なぜこの時期に?と疑問に思われるかもしれませんが、今問題となっているからです。

 

水泳の大会などを見ると、背泳以外の種目では、飛び込み台から飛び込むのが一般的です。角度をつけ、勢いをつけることで、スタートの速さを高めるためです。

わたしも幼少期にスイミングクラブで水泳を習っていましたが、”その方が速く泳げるし、カッコいい”と思っていました。しかし、学校現場での指導要領では、小学校中学校では飛び込みを指導しないことになっており、高校では段階的に教えるのだそうです。

 

”速く泳げるなら良いのでは?”とわたしは思ったのですが、実は重大な事故が多発しており、高校の体育授業の現場で問題となっているのです。

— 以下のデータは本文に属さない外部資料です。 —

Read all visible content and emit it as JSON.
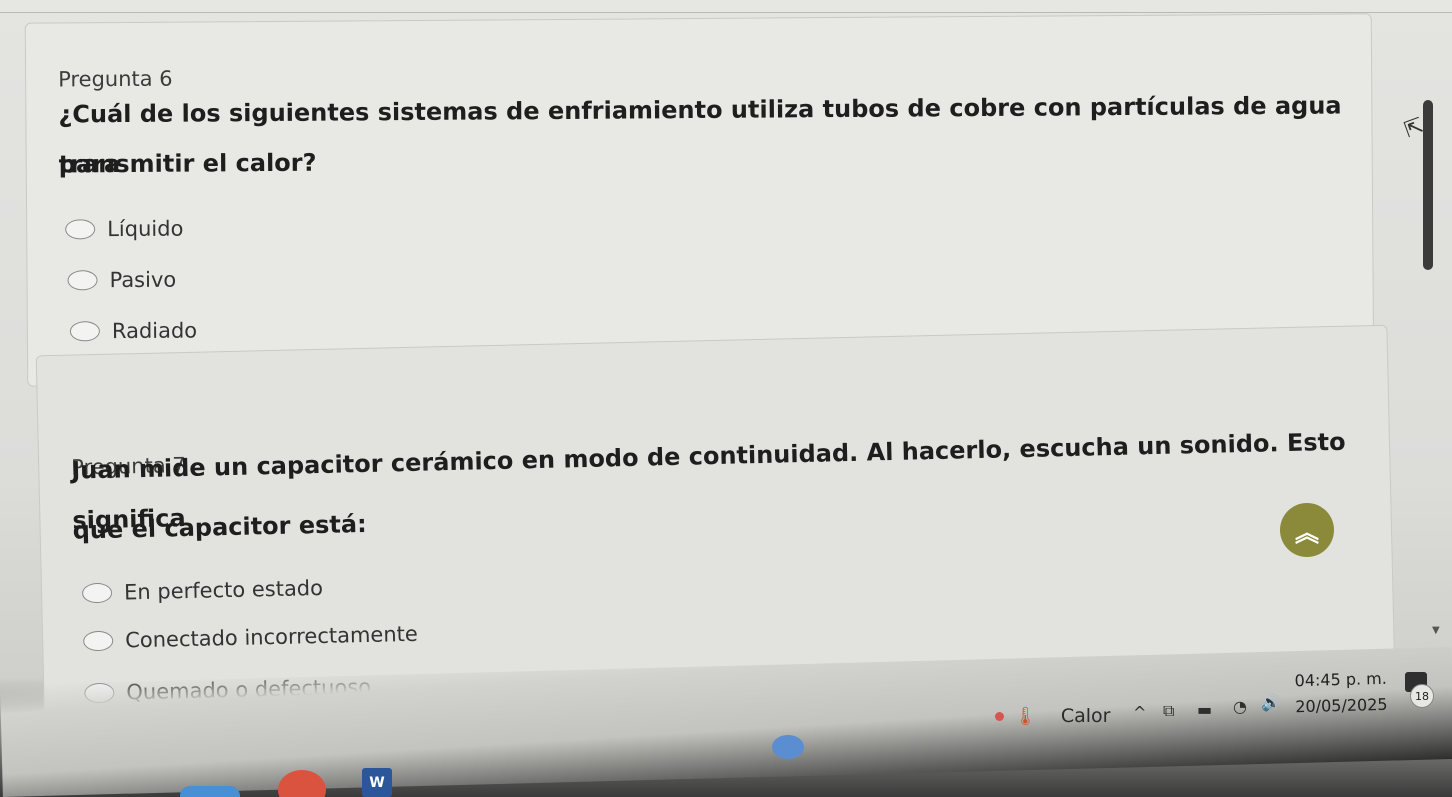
{
  "questions": [
    {
      "number": "Pregunta 6",
      "text_line1": "¿Cuál de los siguientes sistemas de enfriamiento utiliza tubos de cobre con partículas de agua para",
      "text_line2": "transmitir el calor?",
      "options": [
        "Líquido",
        "Pasivo",
        "Radiado"
      ]
    },
    {
      "number": "Pregunta 7",
      "text_line1": "Juan mide un capacitor cerámico en modo de continuidad. Al hacerlo, escucha un sonido. Esto significa",
      "text_line2": "que el capacitor está:",
      "options": [
        "En perfecto estado",
        "Conectado incorrectamente",
        "Quemado o defectuoso"
      ]
    }
  ],
  "taskbar": {
    "weather_label": "Calor",
    "time": "04:45 p. m.",
    "date": "20/05/2025",
    "notification_count": "18"
  },
  "icons": {
    "back_to_top": "double-chevron-up-icon",
    "word": "word-app-icon"
  }
}
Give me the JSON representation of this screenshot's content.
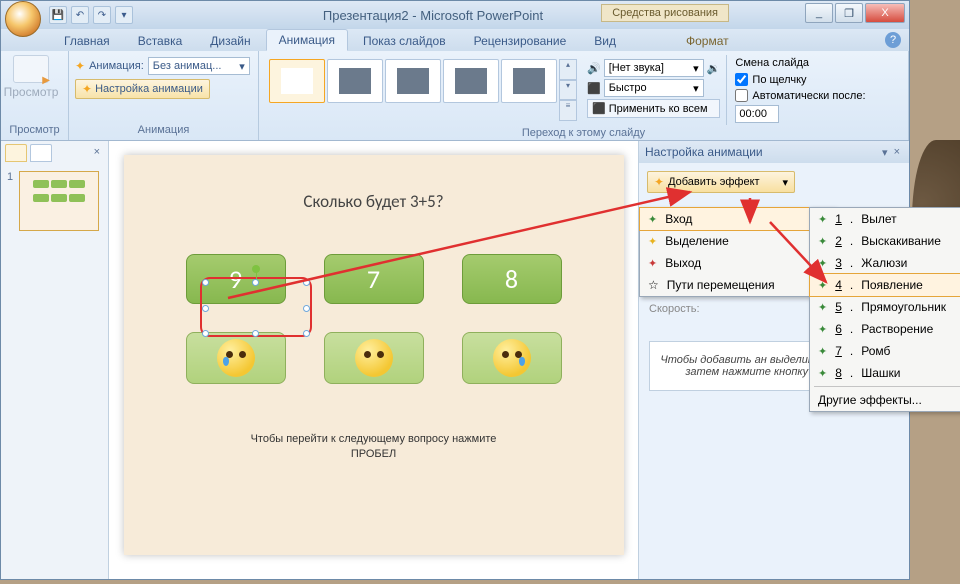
{
  "title": {
    "doc": "Презентация2",
    "app": "Microsoft PowerPoint",
    "context_tools": "Средства рисования"
  },
  "win_buttons": {
    "min": "_",
    "max": "❐",
    "close": "X"
  },
  "tabs": [
    "Главная",
    "Вставка",
    "Дизайн",
    "Анимация",
    "Показ слайдов",
    "Рецензирование",
    "Вид",
    "Формат"
  ],
  "ribbon": {
    "preview_label": "Просмотр",
    "preview_group": "Просмотр",
    "anim_label": "Анимация:",
    "anim_value": "Без анимац...",
    "settings_btn": "Настройка анимации",
    "anim_group": "Анимация",
    "transition_group": "Переход к этому слайду",
    "sound_label": "[Нет звука]",
    "speed_label": "Быстро",
    "apply_all": "Применить ко всем",
    "advance_title": "Смена слайда",
    "on_click": "По щелчку",
    "auto_after": "Автоматически после:",
    "auto_time": "00:00"
  },
  "thumb": {
    "num": "1"
  },
  "slide": {
    "question": "Сколько будет 3+5?",
    "answers": [
      "9",
      "7",
      "8"
    ],
    "hint1": "Чтобы перейти к следующему вопросу нажмите",
    "hint2": "ПРОБЕЛ"
  },
  "pane": {
    "title": "Настройка анимации",
    "add_effect": "Добавить эффект",
    "menu": [
      {
        "label": "Вход",
        "star": "green"
      },
      {
        "label": "Выделение",
        "star": "yellow"
      },
      {
        "label": "Выход",
        "star": "red"
      },
      {
        "label": "Пути перемещения",
        "star": "none"
      }
    ],
    "effects": [
      {
        "n": "1",
        "label": "Вылет"
      },
      {
        "n": "2",
        "label": "Выскакивание"
      },
      {
        "n": "3",
        "label": "Жалюзи"
      },
      {
        "n": "4",
        "label": "Появление"
      },
      {
        "n": "5",
        "label": "Прямоугольник"
      },
      {
        "n": "6",
        "label": "Растворение"
      },
      {
        "n": "7",
        "label": "Ромб"
      },
      {
        "n": "8",
        "label": "Шашки"
      }
    ],
    "more_effects": "Другие эффекты...",
    "speed": "Скорость:",
    "hint": "Чтобы добавить ан выделите элемент на затем нажмите кнопку эффект\"."
  }
}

たとえば、都内の某高校で、プールサイドから1m離れた場所に立った体育教師が、飛び込みの目安として水面から高さ1mにデッキブラシの柄を横に差し出し、それを超えて飛び込むよう指導していました。ところが、このプールは水深1.1mと浅く、そのブラシを超えて飛び込んだ男子高校生がプールの底で頭部を打ちつけて首を骨折する事故がありました。

飛び込み台の角度に沿って入水角を斜めにすれば水の抵抗も少ないでしょうが、1m先のデッキブラシを超えるには、イメージとしては上方に飛び上がって、水面に入るので、結果的に水面に対する入水角は大きくなります。さらに水深が浅いプールならば、今時の高校生の体格によっては、今回のような事故が生じ得るわけです。

 

こうした事故に詳しい専門家・内田良氏(名古屋大学大学院・准教授)によれば、過去32年間で172件の障害事故(うち、実に154件が頭部・頸部損傷)だそうで、平均すれば年5件以上、こうした危険な事故が高校の教育現場で起きていることになります。

当然、頭部や頸部は人間にとって非常に重要な部分であり、その損傷は重大な障害を招きかねないことは誰もが知るところでしょう。

 

そのような事実を踏まえ、衆議院文部科学委員会で質問に立った民進党初鹿明博議員からの要請に対し、松野博一文部科学大臣が「今後、各高等学校の実施状況や課題について教育委員会から聴取をするとともに、水泳指導の有識者の意見も伺いながら、検討して参ります。」と答弁し、指導の禁止も含め検討作業に入ることを示唆しました。

 

ちなみに、スポーツ庁文部科学省の外局ですが、その長官である鈴木大地氏は背泳のメダリストです。水泳に関してのプロフェッショナルですから、その分野の専門家も集め、是非文部科学省においてしっかり議論されることが望ましいと思います。